- Native name: 西川和宏
- Born: April 2, 1986 (age 40)
- Hometown: Kobe, Japan

Career
- Achieved professional status: October 1, 2008 (aged 22)
- Badge number: 272
- Rank: 7-dan
- Teacher: Keiji Nishikawa (8-dan)
- Meijin class: C2
- Ryūō class: 4

Websites
- JSA profile page

= Kazuhiro Nishikawa =

Japanese shogi player

Kazuhiro Nishikawa (西川 和宏, Nishikawa Kazuhiro) is a Japanese professional shogi player ranked 7-dan.

==Early life and apprenticeship==
Nishikawa was born on April 2, 1986, in Kobe, Japan. Although his father Keiji was a professional shogi player, he only really became interested in shogi when he was a first grade elementary school student after reading a beginner's book written by shogi professional Yasuo Harada.

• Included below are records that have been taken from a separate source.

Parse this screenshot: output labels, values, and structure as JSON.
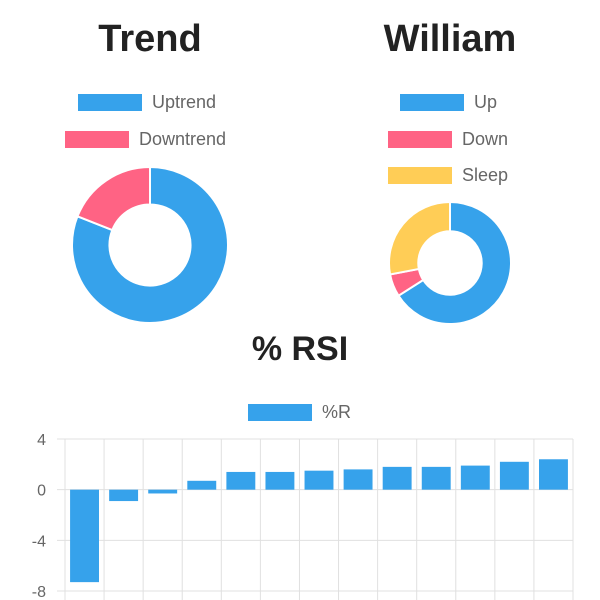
{
  "colors": {
    "blue": "#36a2eb",
    "pink": "#ff6384",
    "yellow": "#ffcd56",
    "grid": "#e0e0e0"
  },
  "chart_data": [
    {
      "type": "pie",
      "title": "Trend",
      "labels": [
        "Uptrend",
        "Downtrend"
      ],
      "values": [
        81,
        19
      ],
      "colors": [
        "#36a2eb",
        "#ff6384"
      ]
    },
    {
      "type": "pie",
      "title": "William",
      "labels": [
        "Up",
        "Down",
        "Sleep"
      ],
      "values": [
        66,
        6,
        28
      ],
      "colors": [
        "#36a2eb",
        "#ff6384",
        "#ffcd56"
      ]
    },
    {
      "type": "bar",
      "title": "% RSI",
      "series": [
        {
          "name": "%R",
          "values": [
            -7.3,
            -0.9,
            -0.3,
            0.7,
            1.4,
            1.4,
            1.5,
            1.6,
            1.8,
            1.8,
            1.9,
            2.2,
            2.4
          ]
        }
      ],
      "categories": [
        "",
        "",
        "",
        "",
        "",
        "",
        "",
        "",
        "",
        "",
        "",
        "",
        ""
      ],
      "ylim": [
        -8,
        4
      ],
      "yticks": [
        "4",
        "0",
        "-4",
        "-8"
      ],
      "grid": true,
      "legend": "top-center"
    }
  ]
}
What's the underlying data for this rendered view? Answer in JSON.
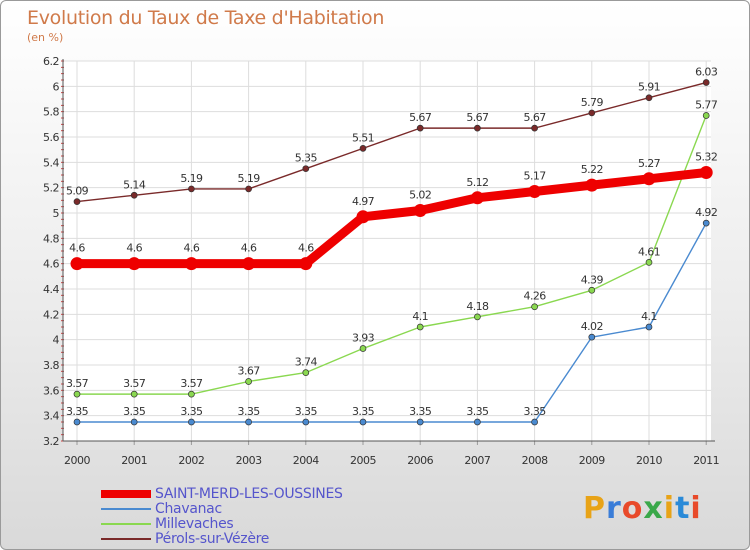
{
  "title": "Evolution du Taux de Taxe d'Habitation",
  "subtitle": "(en %)",
  "logo": {
    "text": "Proxiti",
    "colors": [
      "#e8a317",
      "#3a7dd8",
      "#e84a2a",
      "#3aa84a",
      "#e8a317",
      "#2a8ad8",
      "#e84a2a"
    ]
  },
  "chart_data": {
    "type": "line",
    "categories": [
      "2000",
      "2001",
      "2002",
      "2003",
      "2004",
      "2005",
      "2006",
      "2007",
      "2008",
      "2009",
      "2010",
      "2011"
    ],
    "ylim": [
      3.2,
      6.2
    ],
    "y_ticks": [
      "3.2",
      "3.4",
      "3.6",
      "3.8",
      "4",
      "4.2",
      "4.4",
      "4.6",
      "4.8",
      "5",
      "5.2",
      "5.4",
      "5.6",
      "5.8",
      "6",
      "6.2"
    ],
    "grid": true,
    "legend_position": "bottom-left",
    "series": [
      {
        "name": "Pérols-sur-Vézère",
        "color": "#7a2a2a",
        "values": [
          5.09,
          5.14,
          5.19,
          5.19,
          5.35,
          5.51,
          5.67,
          5.67,
          5.67,
          5.79,
          5.91,
          6.03
        ],
        "labels": [
          "5.09",
          "5.14",
          "5.19",
          "5.19",
          "5.35",
          "5.51",
          "5.67",
          "5.67",
          "5.67",
          "5.79",
          "5.91",
          "6.03"
        ]
      },
      {
        "name": "Millevaches",
        "color": "#8ad850",
        "values": [
          3.57,
          3.57,
          3.57,
          3.67,
          3.74,
          3.93,
          4.1,
          4.18,
          4.26,
          4.39,
          4.61,
          5.77
        ],
        "labels": [
          "3.57",
          "3.57",
          "3.57",
          "3.67",
          "3.74",
          "3.93",
          "4.1",
          "4.18",
          "4.26",
          "4.39",
          "4.61",
          "5.77"
        ]
      },
      {
        "name": "Chavanac",
        "color": "#4a8ad0",
        "values": [
          3.35,
          3.35,
          3.35,
          3.35,
          3.35,
          3.35,
          3.35,
          3.35,
          3.35,
          4.02,
          4.1,
          4.92
        ],
        "labels": [
          "3.35",
          "3.35",
          "3.35",
          "3.35",
          "3.35",
          "3.35",
          "3.35",
          "3.35",
          "3.35",
          "4.02",
          "4.1",
          "4.92"
        ]
      },
      {
        "name": "SAINT-MERD-LES-OUSSINES",
        "color": "#ee0000",
        "values": [
          4.6,
          4.6,
          4.6,
          4.6,
          4.6,
          4.97,
          5.02,
          5.12,
          5.17,
          5.22,
          5.27,
          5.32
        ],
        "labels": [
          "4.6",
          "4.6",
          "4.6",
          "4.6",
          "4.6",
          "4.97",
          "5.02",
          "5.12",
          "5.17",
          "5.22",
          "5.27",
          "5.32"
        ]
      }
    ],
    "legend": [
      "SAINT-MERD-LES-OUSSINES",
      "Chavanac",
      "Millevaches",
      "Pérols-sur-Vézère"
    ]
  }
}
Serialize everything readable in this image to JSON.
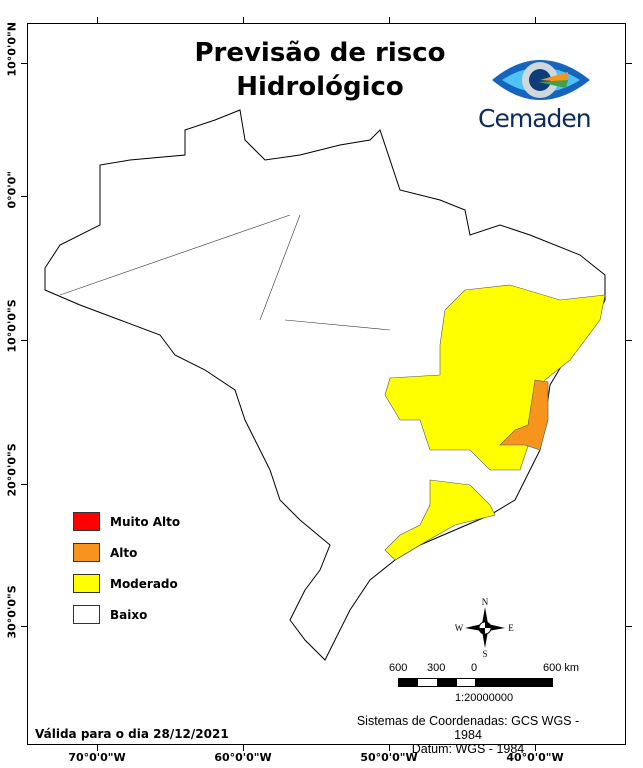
{
  "title": {
    "line1": "Previsão de risco",
    "line2": "Hidrológico"
  },
  "logo": {
    "name": "Cemaden"
  },
  "axes": {
    "lat_labels": [
      "10°0'0\"N",
      "0°0'0\"",
      "10°0'0\"S",
      "20°0'0\"S",
      "30°0'0\"S"
    ],
    "lon_labels": [
      "70°0'0\"W",
      "60°0'0\"W",
      "50°0'0\"W",
      "40°0'0\"W"
    ]
  },
  "legend": [
    {
      "label": "Muito Alto",
      "color": "#ff0000"
    },
    {
      "label": "Alto",
      "color": "#f7941d"
    },
    {
      "label": "Moderado",
      "color": "#ffff00"
    },
    {
      "label": "Baixo",
      "color": "#ffffff"
    }
  ],
  "compass": {
    "n": "N",
    "s": "S",
    "e": "E",
    "w": "W"
  },
  "scale_bar": {
    "labels": [
      "600",
      "300",
      "0",
      "600 km"
    ],
    "ratio": "1:20000000"
  },
  "footer": {
    "valid_prefix": "Válida para o dia",
    "valid_date": "28/12/2021",
    "coord_system": "Sistemas de Coordenadas: GCS WGS - 1984",
    "datum": "Datum: WGS - 1984"
  }
}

Nishikawa was accepted into the Japan Shogi Association's apprentice school at the rank of 6-kyū as a student of his father in 2001, promoted to the rank of 1-dan in 1995, and obtained full professional status and the rank of 4-dan in October 2008 after finishing the 43rd 3-dan League (April 2008 – September 2008) with a record of 14 wins and 4 losses.

==Shogi professional==
===Promotion history===
The promotion history for Nishikawa is as follows:
- 6-kyū: September 2001
- 4-dan: October 1, 2008
- 5-dan: August 21, 2014
- 6-dan: November 10, 2016
- 7-dan: September 15, 2026

==Personal life==
Nishikawa and his father are the sixth father-son pair to become professional shogi players and the only pair since the end of World War II.